Refinancing question

I purchased a single family home 2 months ago for $138,000 using hard money, I spent about $7,000 for rehab costs and now have it listed with a realtor for $179,000. My question is will I run into any problems getting this refinanced in about a month if it does not sell. I would like to refi to do a lease purchase or rent as a last resort. I am not trying to pull out all of the equity, just enough to cover the loan and rehab costs. Are there any seasoning issues or does it matter that it has been listed on the MLS? Any advice would be appreciated.

Brian

You will run into problems with about 95% of all lenders.

Seasoning and the mls can be major issues.

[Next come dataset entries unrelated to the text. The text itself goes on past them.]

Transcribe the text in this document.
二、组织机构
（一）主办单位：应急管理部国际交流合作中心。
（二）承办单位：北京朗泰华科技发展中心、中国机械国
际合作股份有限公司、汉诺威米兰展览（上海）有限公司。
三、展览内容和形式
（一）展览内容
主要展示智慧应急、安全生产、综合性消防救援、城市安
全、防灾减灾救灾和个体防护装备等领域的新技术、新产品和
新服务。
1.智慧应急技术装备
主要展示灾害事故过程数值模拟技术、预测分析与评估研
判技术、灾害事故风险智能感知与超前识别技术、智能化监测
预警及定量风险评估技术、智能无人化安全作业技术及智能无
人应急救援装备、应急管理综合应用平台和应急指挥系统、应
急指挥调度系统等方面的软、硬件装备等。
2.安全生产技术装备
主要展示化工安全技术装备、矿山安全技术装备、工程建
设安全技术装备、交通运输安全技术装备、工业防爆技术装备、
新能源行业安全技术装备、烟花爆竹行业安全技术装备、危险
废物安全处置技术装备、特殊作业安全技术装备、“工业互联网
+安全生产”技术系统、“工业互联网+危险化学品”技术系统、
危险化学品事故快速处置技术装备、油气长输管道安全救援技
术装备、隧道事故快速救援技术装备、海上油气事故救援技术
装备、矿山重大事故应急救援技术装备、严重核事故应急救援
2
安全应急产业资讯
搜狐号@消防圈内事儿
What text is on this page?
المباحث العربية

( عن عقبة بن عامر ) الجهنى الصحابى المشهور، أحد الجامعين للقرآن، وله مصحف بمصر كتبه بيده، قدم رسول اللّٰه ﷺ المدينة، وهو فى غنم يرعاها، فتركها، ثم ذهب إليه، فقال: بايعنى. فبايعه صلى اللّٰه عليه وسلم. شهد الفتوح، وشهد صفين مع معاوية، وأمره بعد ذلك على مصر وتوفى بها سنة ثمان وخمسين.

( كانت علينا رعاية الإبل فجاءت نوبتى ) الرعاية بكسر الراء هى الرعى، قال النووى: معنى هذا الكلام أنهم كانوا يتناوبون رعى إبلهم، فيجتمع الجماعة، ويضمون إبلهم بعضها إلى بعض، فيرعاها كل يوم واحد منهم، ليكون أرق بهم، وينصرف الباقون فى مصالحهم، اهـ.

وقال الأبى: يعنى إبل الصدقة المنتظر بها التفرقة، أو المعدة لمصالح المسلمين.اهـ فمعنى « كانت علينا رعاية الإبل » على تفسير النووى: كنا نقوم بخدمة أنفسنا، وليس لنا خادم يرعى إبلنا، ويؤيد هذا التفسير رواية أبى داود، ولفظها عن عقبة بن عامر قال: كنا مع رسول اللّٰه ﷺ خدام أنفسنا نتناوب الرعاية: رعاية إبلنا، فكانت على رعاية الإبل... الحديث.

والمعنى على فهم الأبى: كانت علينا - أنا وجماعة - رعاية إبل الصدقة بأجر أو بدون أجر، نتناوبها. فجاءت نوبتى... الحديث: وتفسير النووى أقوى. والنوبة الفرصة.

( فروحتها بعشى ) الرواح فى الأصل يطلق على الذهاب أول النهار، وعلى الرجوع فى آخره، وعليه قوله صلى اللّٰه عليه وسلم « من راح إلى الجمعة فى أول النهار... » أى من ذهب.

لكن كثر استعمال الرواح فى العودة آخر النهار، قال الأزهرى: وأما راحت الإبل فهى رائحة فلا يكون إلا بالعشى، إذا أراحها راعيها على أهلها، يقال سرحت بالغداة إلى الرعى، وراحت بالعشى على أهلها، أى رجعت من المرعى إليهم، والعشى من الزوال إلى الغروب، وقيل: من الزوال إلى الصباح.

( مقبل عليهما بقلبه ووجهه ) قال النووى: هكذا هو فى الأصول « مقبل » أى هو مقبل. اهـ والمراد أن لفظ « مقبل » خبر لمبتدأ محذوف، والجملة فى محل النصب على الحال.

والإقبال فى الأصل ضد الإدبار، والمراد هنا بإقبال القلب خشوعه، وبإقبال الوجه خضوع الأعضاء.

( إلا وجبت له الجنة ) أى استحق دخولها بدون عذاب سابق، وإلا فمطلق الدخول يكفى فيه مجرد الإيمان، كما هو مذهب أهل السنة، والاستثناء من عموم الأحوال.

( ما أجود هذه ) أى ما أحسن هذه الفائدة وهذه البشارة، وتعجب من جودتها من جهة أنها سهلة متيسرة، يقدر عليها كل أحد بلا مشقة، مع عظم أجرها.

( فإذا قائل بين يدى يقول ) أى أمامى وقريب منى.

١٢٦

There are several lenders that can do this. Be sure to work with a mortgage consultant who understands these guidelines and already has lenders lined up.

What is the issue with the lenders and the MLS?

When lenders make a loan they want to have the loan active for some time so they can make a profit on the loan. If you refinance, then sell within a few months, then most lenders don’t make much money, but have all of the administrative costs. That is why many lenders have prepayment penalties. They want you to have the loan for at least 1-3 years.

Some lenders will do the loan if you are selling on the mls, but they will charge a large origination fee - often 3-5 points. That’s where they get their profit.

If it gets to that point, you would be better off taking the property off the MLS, get the renter in on a long contract (12-24 months) then refi.

take it off the market, get a renter on a MONTH_TO_MONTH lease so they can booted out by the new owner and then re-fi.